The setup consists of 5 4-core machines and some more 2-cores machines.
All of them have been configured as single, partitionable slots.
Preemption is forbidden completely.
The rank definitions are as follows:
RANK = 0
NEGOTIATOR_PRE_JOB_RANK = 1000000000 + 1000000000 * (TARGET.JobUniverse =?= 11) * (TotalCpus+TotalSlots) - 1000 * Memory

I'd expect this to favour big machines over small ones (for Parallel jobs),
and partially occupied ones over empty ones.

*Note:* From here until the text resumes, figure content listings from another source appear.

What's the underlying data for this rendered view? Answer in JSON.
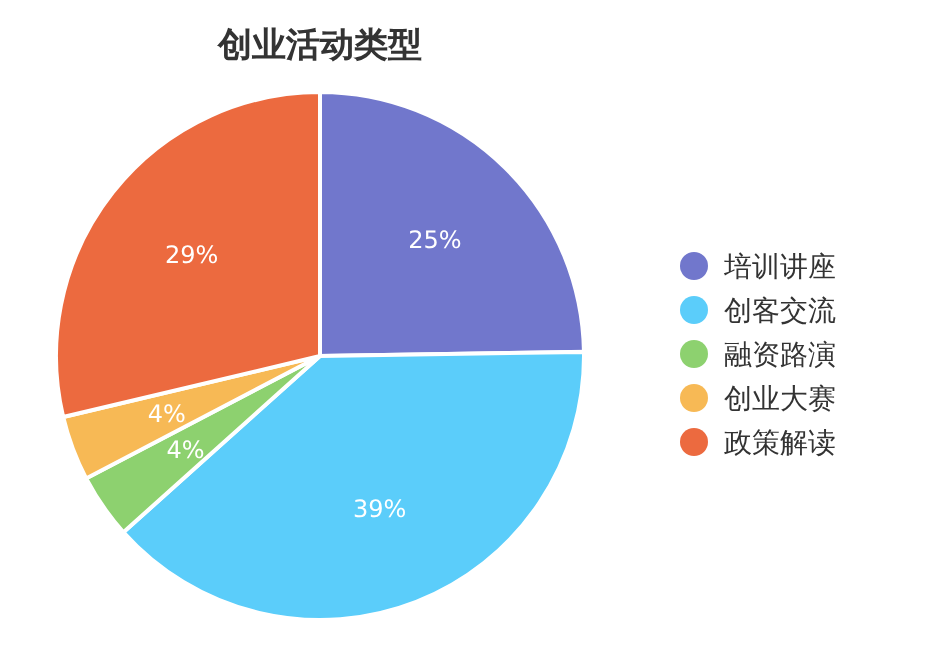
{
  "chart_data": {
    "type": "pie",
    "title": "创业活动类型",
    "categories": [
      "培训讲座",
      "创客交流",
      "融资路演",
      "创业大赛",
      "政策解读"
    ],
    "values": [
      25,
      39,
      4,
      4,
      29
    ],
    "colors": [
      "#7177cc",
      "#5bcdfa",
      "#8dd16f",
      "#f7b955",
      "#ec6a3f"
    ],
    "value_labels": [
      "25%",
      "39%",
      "4%",
      "4%",
      "29%"
    ],
    "legend": "right"
  }
}
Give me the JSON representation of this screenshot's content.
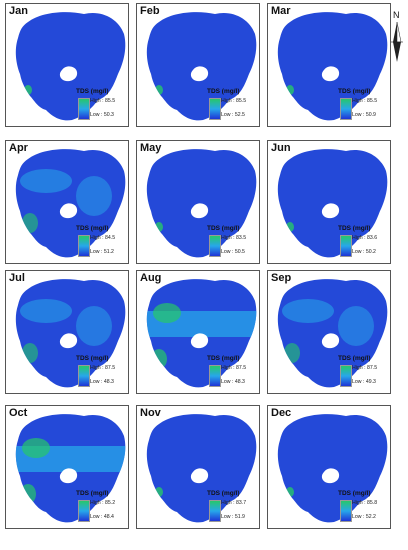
{
  "legend_title": "TDS (mg/l)",
  "north_label": "N",
  "colors": {
    "high": "#27c76a",
    "mid": "#27a7ea",
    "low": "#1f34d6",
    "water": "#2449d8"
  },
  "panels": [
    {
      "month": "Jan",
      "high": "High : 85.5",
      "low": "Low : 50.3",
      "pattern": "uniform"
    },
    {
      "month": "Feb",
      "high": "High : 85.5",
      "low": "Low : 52.5",
      "pattern": "uniform"
    },
    {
      "month": "Mar",
      "high": "High : 85.5",
      "low": "Low : 50.9",
      "pattern": "uniform"
    },
    {
      "month": "Apr",
      "high": "High : 84.5",
      "low": "Low : 51.2",
      "pattern": "mixed"
    },
    {
      "month": "May",
      "high": "High : 83.5",
      "low": "Low : 50.5",
      "pattern": "uniform"
    },
    {
      "month": "Jun",
      "high": "High : 83.6",
      "low": "Low : 50.2",
      "pattern": "uniform"
    },
    {
      "month": "Jul",
      "high": "High : 87.5",
      "low": "Low : 48.3",
      "pattern": "mixed"
    },
    {
      "month": "Aug",
      "high": "High : 87.5",
      "low": "Low : 48.3",
      "pattern": "high"
    },
    {
      "month": "Sep",
      "high": "High : 87.5",
      "low": "Low : 49.3",
      "pattern": "mixed"
    },
    {
      "month": "Oct",
      "high": "High : 85.2",
      "low": "Low : 48.4",
      "pattern": "high"
    },
    {
      "month": "Nov",
      "high": "High : 83.7",
      "low": "Low : 51.9",
      "pattern": "uniform"
    },
    {
      "month": "Dec",
      "high": "High : 85.8",
      "low": "Low : 52.2",
      "pattern": "uniform"
    }
  ]
}
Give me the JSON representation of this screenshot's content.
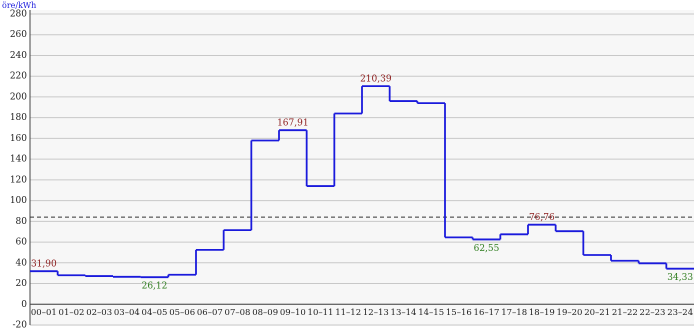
{
  "chart_data": {
    "type": "step",
    "y_unit_label": "öre/kWh",
    "categories": [
      "00–01",
      "01–02",
      "02–03",
      "03–04",
      "04–05",
      "05–06",
      "06–07",
      "07–08",
      "08–09",
      "09–10",
      "10–11",
      "11–12",
      "12–13",
      "13–14",
      "14–15",
      "15–16",
      "16–17",
      "17–18",
      "18–19",
      "19–20",
      "20–21",
      "21–22",
      "22–23",
      "23–24"
    ],
    "values": [
      31.9,
      28,
      27.2,
      26.5,
      26.12,
      28.5,
      52.5,
      71.5,
      158,
      167.91,
      114,
      184,
      210.39,
      196,
      194,
      64.5,
      62.55,
      67.5,
      76.76,
      70.5,
      47.5,
      42,
      39.5,
      34.33
    ],
    "value_labels": [
      "31,90",
      null,
      null,
      null,
      "26,12",
      null,
      null,
      null,
      null,
      "167,91",
      null,
      null,
      "210,39",
      null,
      null,
      null,
      "62,55",
      null,
      "76,76",
      null,
      null,
      null,
      null,
      "34,33"
    ],
    "value_label_colors": [
      "#8b1a1a",
      null,
      null,
      null,
      "#2e7d1e",
      null,
      null,
      null,
      null,
      "#8b1a1a",
      null,
      null,
      "#8b1a1a",
      null,
      null,
      null,
      "#2e7d1e",
      null,
      "#8b1a1a",
      null,
      null,
      null,
      null,
      "#2e7d1e"
    ],
    "color": "#1a1adc",
    "reference_line": 84,
    "ylim": [
      -20,
      280
    ],
    "yticks": [
      -20,
      0,
      20,
      40,
      60,
      80,
      100,
      120,
      140,
      160,
      180,
      200,
      220,
      240,
      260,
      280
    ],
    "grid": true
  }
}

What I see with the following submit file, is quite different:

universe   = parallel                                                           
initialdir = /home/steffeng/tests/mpi/                                          
executable = /home/steffeng/tests/mpi/mpitest                                   
arguments  =  $(Process) $(NODE)                                                
output     = out.$(NODE)                                                        
error      = err.$(NODE)                                                        
log        = log                                                                
notification = Never                                                            
on_exit_remove = (ExitBySignal == False) || ((ExitBySignal == True) && (ExitSignal != 11))                                                                      
should_transfer_files = yes                                                     
when_to_transfer_output = on_exit                                               
Requirements = ( TotalCpus == 4 )                                               
request_memory = 500                                                            
machine_count = 10

(mpitest is the ubiquitous "MPI hello world" program trying to get rank and
size from MPI_COMM_WORLD)

- if I leave the Requirements out, the 10 MPI nodes will end up on the big
5 machines (one per machine) plus 5 small ones
- with the Requirements set as above, each of the big machines will run
exactly two nodes instead of 4+4+2+0+0
- not all out.* and err.* files get written (the pattern looks semi-random)
- all of them identify as "rank 0" of "size 1"

Condor version is 7.6.0 (and should include the fixes of ticket 986 which 
went into 7.5.6).

How can I debug this?

Cheers,
 Steffen
-- 
Steffen Grunewald * MPI Grav.Phys.(AEI) * Am Mühlenberg 1, D-14476 Potsdam
Cluster Admin * --------------------------------- * http://www.aei.mpg.de/
* e-mail: steffen.grunewald(*)aei.mpg.de * +49-331-567-{fon:7274,fax:7298}